Tuesday 5 April 2022

Exciting Times by Naoise Dolan

 


Publisher: Weidenfeld & Nicolson

275 pages

Book Club Read / Part of The Art of Reading Book Club with Colm Tóbín

 

Blurb

 

When you leave Ireland aged 22 to spend your parents’ money, it’s called a gap year. When Ava leaves Ireland aged 22 to make her own money, she’d not sure what to call it, but it involves:

  • A badly-paid job in Hong Kong, teaching English grammar to rich children;
  • Julian, who likes to spend money on Ava and lets her move into his guest room;
  • Edith, who Ava meets while Julian is out of town and actually listens to her when she talks;
  • Money, love, cynicism, unspoken feelings and unlikely connections

Exciting times ensue.

 

Review

I may have gone into this book a little prejudiced. My daughter warned me I probably wouldn’t like it. As much as I would have loved for her to be wrong, I’m afraid she knows me very well and was spot on. It appears that Colm Toibin and I are not on the same page when it comes to preferred fiction…at all.

I didn’t like Ava. I know young people (myself included at that time) can be rather self-obsessed, but I found Ava particularly selfish. Everything is about her and if she does consider others, i.e. Julian and Edith, it is mostly in terms of how they relate to her, how they affect or improve her life. Sure, towards the end of the book she does appear to go on a bit of a journey and seems to gain some insight into how her actions and lack thereof affect Edith, but for me it was too little too late. What’s more, if I had been Edith, I would have told her as much and moved on…fast.

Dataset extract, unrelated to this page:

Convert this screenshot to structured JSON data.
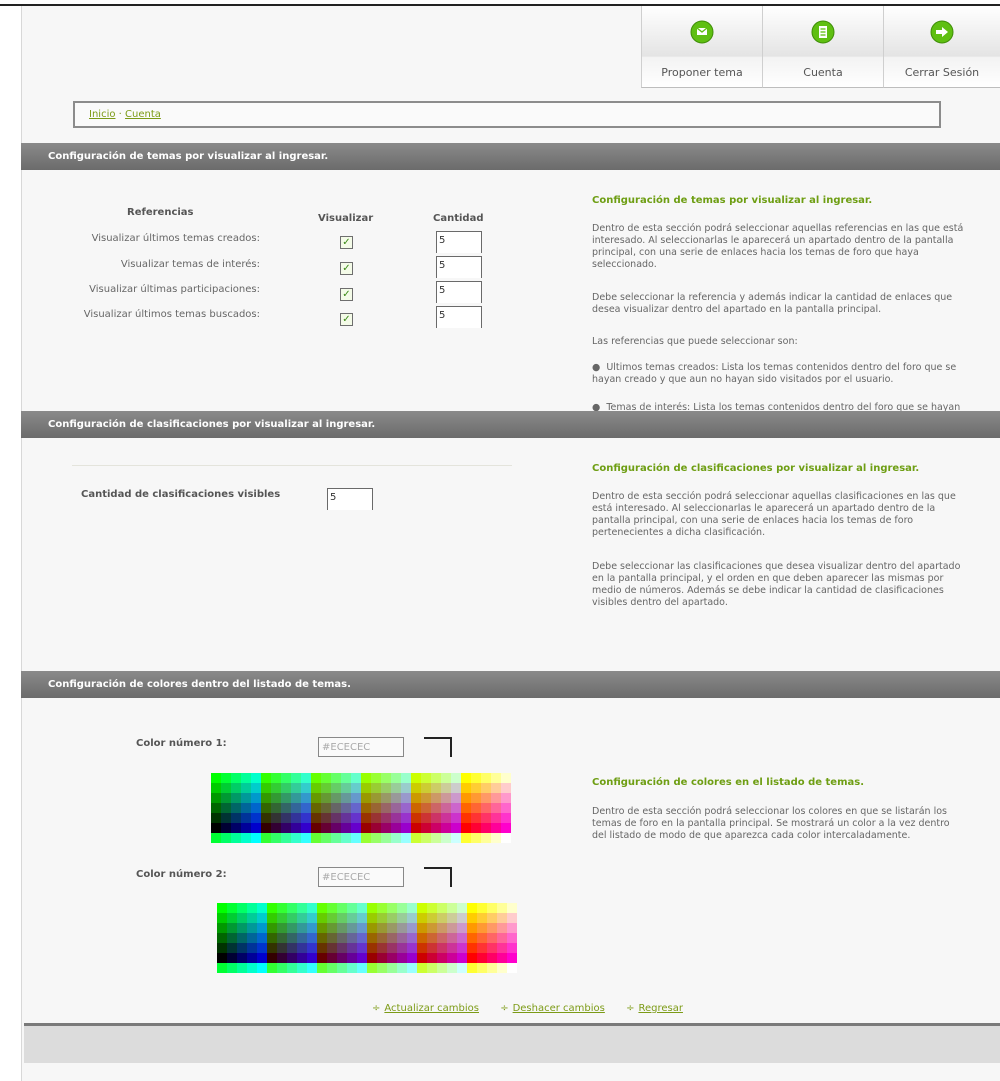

Despite what Ava continuously tells herself and the reader, I couldn’t help feeling that Julian was her victim too. Surely the fact that he does ask her to move to Hamburg with him indicates that he is more attached to her than he has been willing to admit. Surely her initial agreement followed by her last moment change of mind means that she now inflicts the same level of hurt on him as she inflicted on Edith earlier in the story? Does she even let him know she’s changed her mind about following him?

To be fair, I didn’t have a hard time reading this book and I wasn’t tempted to not finish it at any time. On the other hand, I found it impossible to connect to any of the three main characters. I never figured out why they were attracted to each other or what they got out of sharing time (and bodies). While Ava’s motivation seems obvious that is only true when it comes to her finding a luxurious roof over her head without having to part with money. What either Julian or Edith gets out of being with Ava never became clear to me.

A few notes I took while reading:

  • I wonder if this book is (somewhat) pretentious, or if that’s ‘just’ me?
  • Is it me or is Ava rather pathetic in her neediness? Sure, she’s young (23) but is that an excuse for her using Julian and/or allowing Julian to use her?
  • Why is she attracted to Edith?
  • On page 149 I came across an observation Edith makes about Ava that feels rather apt:

 

“You keep describing yourself as this uniquely damaged person, when a lot of it is completely normal. I think you want to feel special—which is fair, who doesn’t—but you don’t allow yourself to feel special in a good way, so you tell yourself you’re especially bad.”

 To me that sounds like just more self-indulgence. If she tells herself she’s bad, she doesn’t have to take a close(r) look at why she acts the way she does.

  • It would help if I understood why both Julian and Edith want Ava in their lives. Nothing in her narrative makes her attractive in my eyes.
  • It’s funny how, in a book written from a first-person perspective, I never felt as if I got the know Ava. Mind you, Julian and Edith, as seen and described by Ava, weren’t any clearer.
  • Conclusion: MEH! 

Maybe it is time for me to admit that (some) of the upcoming Irish writers are just not telling stories aimed at me. On the other hand, maybe I have to consider that I may be missing something when I’m reading books like this one. The long and short of it is that while this book was easy enough to read and the story enough of a trainwreck to keep my attention, I’m not overly impressed. ‘Exciting’ is not the term I would choose to describe the times in this story. For me ‘desperate’ would have been a more appropriate term.